Sekarang aku sekelas dengan murid yang bisa dibilang terkeren, ter-cool seSMA
ini. Aku mengakuinya kalo dia itu ganteng, keren dan cool. Cuma menurutku dia
terlalu ganjen dan suka cari perhatian. Walaupun tak kupungkiri aku juga jatuh
hati padanya. Namun apa mungkin gadis lugu,cupu dan bisa dibilang kuper kaya
aku bisa dekat dengan dia? Ah, kenalan saja belum tentu bisa.
“Woee Sa! Lisa!” Aku melenggos, kudapati Ziza sedang duduk
sendirian di bangku pojok kiri depan. Mungkin bangku disebelahnya sengaja
dikosongi untukku. Dengan semangat empat lima aku melangkah menuju Ziza. Tapi
‘Degg..’ Cowok itu duduk dibangku belakang Ziza? Astagaa.. bagaimana ini.

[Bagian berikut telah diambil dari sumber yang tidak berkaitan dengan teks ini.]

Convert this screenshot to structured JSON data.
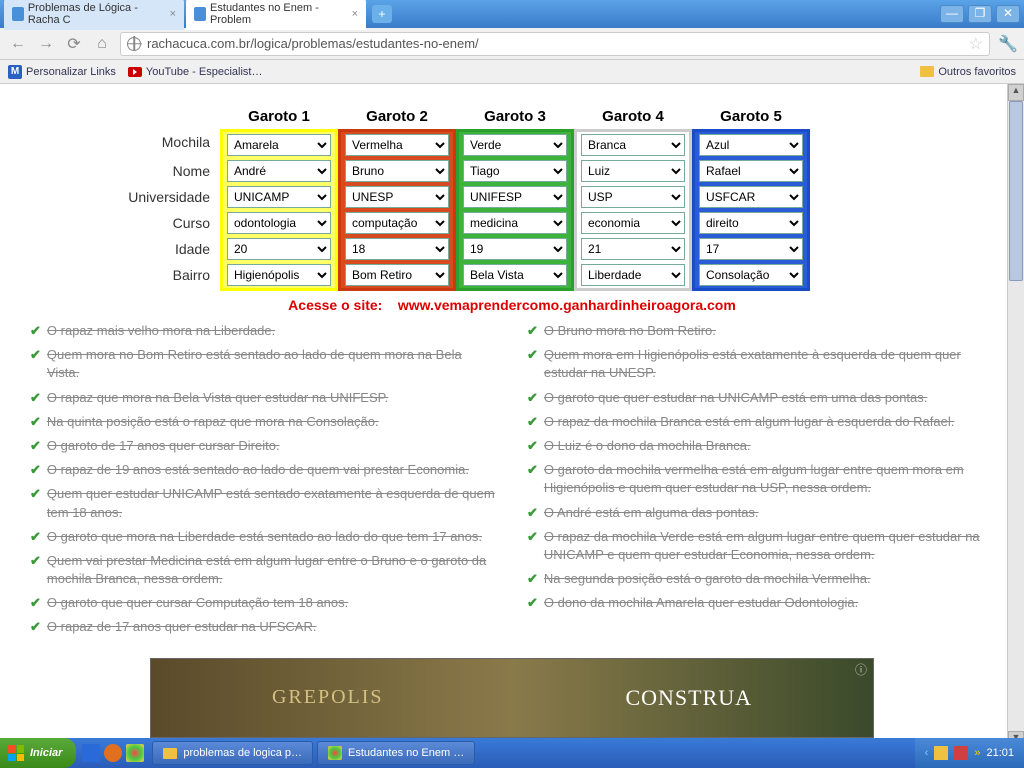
{
  "browser": {
    "tabs": [
      {
        "title": "Problemas de Lógica - Racha C"
      },
      {
        "title": "Estudantes no Enem - Problem"
      }
    ],
    "url": "rachacuca.com.br/logica/problemas/estudantes-no-enem/",
    "bookmarks": {
      "m": "Personalizar Links",
      "yt": "YouTube - Especialist…",
      "other": "Outros favoritos"
    },
    "win_min": "—",
    "win_max": "❐",
    "win_close": "✕"
  },
  "puzzle": {
    "columns": [
      "Garoto 1",
      "Garoto 2",
      "Garoto 3",
      "Garoto 4",
      "Garoto 5"
    ],
    "col_colors": [
      "#ffff66",
      "#d84a1f",
      "#3cb43c",
      "#ffffff",
      "#2a5cd8"
    ],
    "rows": [
      "Mochila",
      "Nome",
      "Universidade",
      "Curso",
      "Idade",
      "Bairro"
    ],
    "values": [
      [
        "Amarela",
        "Vermelha",
        "Verde",
        "Branca",
        "Azul"
      ],
      [
        "André",
        "Bruno",
        "Tiago",
        "Luiz",
        "Rafael"
      ],
      [
        "UNICAMP",
        "UNESP",
        "UNIFESP",
        "USP",
        "USFCAR"
      ],
      [
        "odontologia",
        "computação",
        "medicina",
        "economia",
        "direito"
      ],
      [
        "20",
        "18",
        "19",
        "21",
        "17"
      ],
      [
        "Higienópolis",
        "Bom Retiro",
        "Bela Vista",
        "Liberdade",
        "Consolação"
      ]
    ]
  },
  "promo": {
    "label": "Acesse o site:",
    "url": "www.vemaprendercomo.ganhardinheiroagora.com",
    "label_color": "#d00000",
    "url_color": "#d00000"
  },
  "clues_left": [
    "O rapaz mais velho mora na Liberdade.",
    "Quem mora no Bom Retiro está sentado ao lado de quem mora na Bela Vista.",
    "O rapaz que mora na Bela Vista quer estudar na UNIFESP.",
    "Na quinta posição está o rapaz que mora na Consolação.",
    "O garoto de 17 anos quer cursar Direito.",
    "O rapaz de 19 anos está sentado ao lado de quem vai prestar Economia.",
    "Quem quer estudar UNICAMP está sentado exatamente à esquerda de quem tem 18 anos.",
    "O garoto que mora na Liberdade está sentado ao lado do que tem 17 anos.",
    "Quem vai prestar Medicina está em algum lugar entre o Bruno e o garoto da mochila Branca, nessa ordem.",
    "O garoto que quer cursar Computação tem 18 anos.",
    "O rapaz de 17 anos quer estudar na UFSCAR."
  ],
  "clues_right": [
    "O Bruno mora no Bom Retiro.",
    "Quem mora em Higienópolis está exatamente à esquerda de quem quer estudar na UNESP.",
    "O garoto que quer estudar na UNICAMP está em uma das pontas.",
    "O rapaz da mochila Branca está em algum lugar à esquerda do Rafael.",
    "O Luiz é o dono da mochila Branca.",
    "O garoto da mochila vermelha está em algum lugar entre quem mora em Higienópolis e quem quer estudar na USP, nessa ordem.",
    "O André está em alguma das pontas.",
    "O rapaz da mochila Verde está em algum lugar entre quem quer estudar na UNICAMP e quem quer estudar Economia, nessa ordem.",
    "Na segunda posição está o garoto da mochila Vermelha.",
    "O dono da mochila Amarela quer estudar Odontologia."
  ],
  "ad": {
    "t1": "GREPOLIS",
    "t2": "CONSTRUA"
  },
  "taskbar": {
    "start": "Iniciar",
    "items": [
      {
        "label": "problemas de logica p…"
      },
      {
        "label": "Estudantes no Enem …"
      }
    ],
    "clock": "21:01"
  }
}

Kupejamkan mataku lalu menarik nafas dalam dalam, pelan pelan aku mulai
membuangnya dan membuka mata. Huh.. semoga tidak terjadi apa-apa.
0.0.0.0.0
Semenjak kejadian cowok –kemarin- duduk dibangku belakang
Ziza, aku merasa ada yang aneh dengan dirinya. Seringkali kudapati dia sedang
melirikku dengan tatapan yang sulit diartikan. Atau, mungkin aku yang gr kali
yah..
Kubuka novel terbaruku, yang kemarin sore baru kubeli
dengan Ziza di gramedia. Dilembar pertama, aku juga mendapatkan Tanda Tangan
Asli dari pengarangnya ‘Wow’. Kemarin memang peluncuran pertama novel ini dan
dengan susah payah aku merayu Ziza untuk mengantarkanku di gramedia.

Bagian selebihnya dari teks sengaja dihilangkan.